I use the Brightwell products for each, although not that often. Seems to work well.
 
I started looking into this because surprisingly over past 3 weeks, Nitrate and Phosphates have been measuring 0 and I'm starting to get some brownish algae looking stuff on the sand bed. I was reading last night about dinos and the drop to 0 seems to correlate with this brownish stuff showing up which fits with what I read about dinos.

It might be dinos, or it might be cyano, and the nutrients may be low because the cyano is taking them up.
 
1) It's almost free
2) It's what they get normally
3) It's easily controlled dose by changing how much you feed

So simply put everything about it is better.

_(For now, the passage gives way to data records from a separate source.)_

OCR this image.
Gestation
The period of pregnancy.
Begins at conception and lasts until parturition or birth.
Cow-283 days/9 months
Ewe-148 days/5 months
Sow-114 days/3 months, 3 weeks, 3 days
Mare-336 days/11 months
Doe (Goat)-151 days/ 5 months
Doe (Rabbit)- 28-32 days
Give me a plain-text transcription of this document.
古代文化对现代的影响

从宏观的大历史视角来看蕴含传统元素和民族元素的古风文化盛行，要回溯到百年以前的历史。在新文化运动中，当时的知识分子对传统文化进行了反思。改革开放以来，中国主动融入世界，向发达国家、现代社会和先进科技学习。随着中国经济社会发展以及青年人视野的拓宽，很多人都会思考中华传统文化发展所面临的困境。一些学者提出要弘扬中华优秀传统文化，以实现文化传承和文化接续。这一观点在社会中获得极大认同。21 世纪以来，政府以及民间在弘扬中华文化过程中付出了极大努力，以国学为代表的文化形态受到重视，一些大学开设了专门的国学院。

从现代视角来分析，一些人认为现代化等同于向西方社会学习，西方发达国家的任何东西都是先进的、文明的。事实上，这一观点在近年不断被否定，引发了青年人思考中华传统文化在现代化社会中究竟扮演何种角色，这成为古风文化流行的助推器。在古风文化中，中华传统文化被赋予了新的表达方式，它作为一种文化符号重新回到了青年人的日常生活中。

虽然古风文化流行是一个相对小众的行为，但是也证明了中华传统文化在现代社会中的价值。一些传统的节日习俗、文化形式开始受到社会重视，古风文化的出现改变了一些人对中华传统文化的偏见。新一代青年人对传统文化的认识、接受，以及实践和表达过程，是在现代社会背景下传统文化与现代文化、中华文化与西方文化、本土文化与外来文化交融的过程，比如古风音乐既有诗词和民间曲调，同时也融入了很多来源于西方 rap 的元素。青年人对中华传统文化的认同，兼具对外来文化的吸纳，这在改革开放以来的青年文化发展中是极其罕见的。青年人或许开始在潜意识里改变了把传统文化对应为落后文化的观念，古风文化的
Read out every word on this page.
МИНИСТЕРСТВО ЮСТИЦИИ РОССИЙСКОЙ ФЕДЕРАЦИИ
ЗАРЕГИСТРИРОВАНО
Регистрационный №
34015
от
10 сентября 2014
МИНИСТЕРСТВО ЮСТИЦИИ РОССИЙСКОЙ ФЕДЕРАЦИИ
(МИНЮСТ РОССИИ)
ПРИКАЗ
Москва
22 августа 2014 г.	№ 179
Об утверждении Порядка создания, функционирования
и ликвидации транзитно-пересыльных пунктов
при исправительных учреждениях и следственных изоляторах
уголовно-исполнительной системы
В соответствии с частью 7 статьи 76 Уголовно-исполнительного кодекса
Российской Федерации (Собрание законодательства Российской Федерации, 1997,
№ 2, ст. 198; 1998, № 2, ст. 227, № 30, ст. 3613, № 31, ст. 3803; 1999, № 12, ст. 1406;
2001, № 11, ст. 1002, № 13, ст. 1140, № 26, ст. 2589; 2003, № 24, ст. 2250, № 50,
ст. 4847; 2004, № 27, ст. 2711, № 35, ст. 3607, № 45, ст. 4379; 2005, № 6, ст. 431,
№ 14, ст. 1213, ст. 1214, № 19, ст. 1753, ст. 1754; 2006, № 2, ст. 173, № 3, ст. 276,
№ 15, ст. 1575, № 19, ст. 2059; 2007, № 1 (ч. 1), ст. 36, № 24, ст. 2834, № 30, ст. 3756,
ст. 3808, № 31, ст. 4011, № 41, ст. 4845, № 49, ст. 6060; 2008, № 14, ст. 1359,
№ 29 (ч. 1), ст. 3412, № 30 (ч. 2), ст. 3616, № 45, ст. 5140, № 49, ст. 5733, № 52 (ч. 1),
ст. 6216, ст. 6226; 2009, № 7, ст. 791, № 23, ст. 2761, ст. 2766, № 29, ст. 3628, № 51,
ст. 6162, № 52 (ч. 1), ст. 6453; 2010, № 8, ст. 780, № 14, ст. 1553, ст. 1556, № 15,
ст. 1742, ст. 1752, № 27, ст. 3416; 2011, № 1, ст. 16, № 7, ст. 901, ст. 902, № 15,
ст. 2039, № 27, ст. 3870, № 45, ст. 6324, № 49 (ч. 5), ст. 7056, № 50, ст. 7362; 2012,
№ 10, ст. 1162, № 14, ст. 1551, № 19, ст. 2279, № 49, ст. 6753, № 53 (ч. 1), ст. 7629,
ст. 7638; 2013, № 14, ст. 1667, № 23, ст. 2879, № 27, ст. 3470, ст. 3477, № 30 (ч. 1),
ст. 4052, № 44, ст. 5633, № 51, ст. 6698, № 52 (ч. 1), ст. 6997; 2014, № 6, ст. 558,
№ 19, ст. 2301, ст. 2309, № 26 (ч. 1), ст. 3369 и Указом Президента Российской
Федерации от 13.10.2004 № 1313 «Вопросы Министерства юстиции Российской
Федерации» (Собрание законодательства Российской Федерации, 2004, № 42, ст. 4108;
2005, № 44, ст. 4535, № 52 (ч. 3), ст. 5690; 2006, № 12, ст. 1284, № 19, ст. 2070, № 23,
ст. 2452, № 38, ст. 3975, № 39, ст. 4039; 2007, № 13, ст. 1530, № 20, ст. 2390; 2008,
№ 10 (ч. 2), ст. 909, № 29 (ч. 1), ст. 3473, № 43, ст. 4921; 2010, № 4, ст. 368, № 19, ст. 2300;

Don't know so many in this hobby think dropping tons of chems and supplements in your tank for every issue under the son is a good idea. If your tank needs tons of supplemental dosing items constantly you are doing something wrong.
 
1) It's almost free
2) It's what they get normally
3) It's easily controlled dose by changing how much you feed

So simply put everything about it is better.

Don't know so many in this hobby think dropping tons of chems and supplements in your tank for every issue under the son is a good idea. If your tank needs tons of supplemental dosing items constantly you are doing something wrong.

I guess we just disagree. I actually disagree with every sentence you wrote. lol

1. I'm not sure it is more expensive than fish food (have you checked?).

2. You can dose exactly what they normally consume. i'm not sure if any normally consume fish poop.

3. Fish poop is uncontrolled dosing of lots of stuff. With specific dosing, you can add exactly what is in short supply and not other things that may already be present in excess. Dosing is very easily controlled.

That said, feeding more is a fine approach. I'm just not agreeing it is better. :)
.
 
For me dosing works great as I can increase either exactly in small amounts and to the level I’m shooting for.
 
Here's one. You can enter potassium versions and the answer will very close (closer than you can detect with a hobby kit).


For example, pick the entry for potassium nitrate, and if you want high accuracy when dosing sodium nitrate, multiply the answer by 0.84 to get the dose needed (so 0.84 grams instead of 1.0 grams).
So just to clarify, I would be multiplying the 113 grams by 0.84? I'm not sure I fully understand

Screenshot_20190902-131903~2.png
 
For me personally, I like to know my options and understand as many as I can. I was curious about the dosing for Nitrate and Phosphate because I have only recently heard of it and started looking into it. Previously, I haven't had an issue with too low levels of these items. My initial plan is to feed a little more and reduce the amount of time skimming and flowing through chaeto reactor. I'll see what impact those have first.

From a scientific standpoint, in the interest of maintaining a steady state with minimal fluctuations in parameters, I can see where dosing could be helpful. In my opinion, our systems are minuscule fragments of nature and to maintain them with minimal parameter fluctuations, active participation and effort is not a bad thing and is often required to some extent. Like many things in life, there are multiple paths to the same result. Chemical addition happens to be a very precise and measurable approach. That's quite appealing to some mind sets.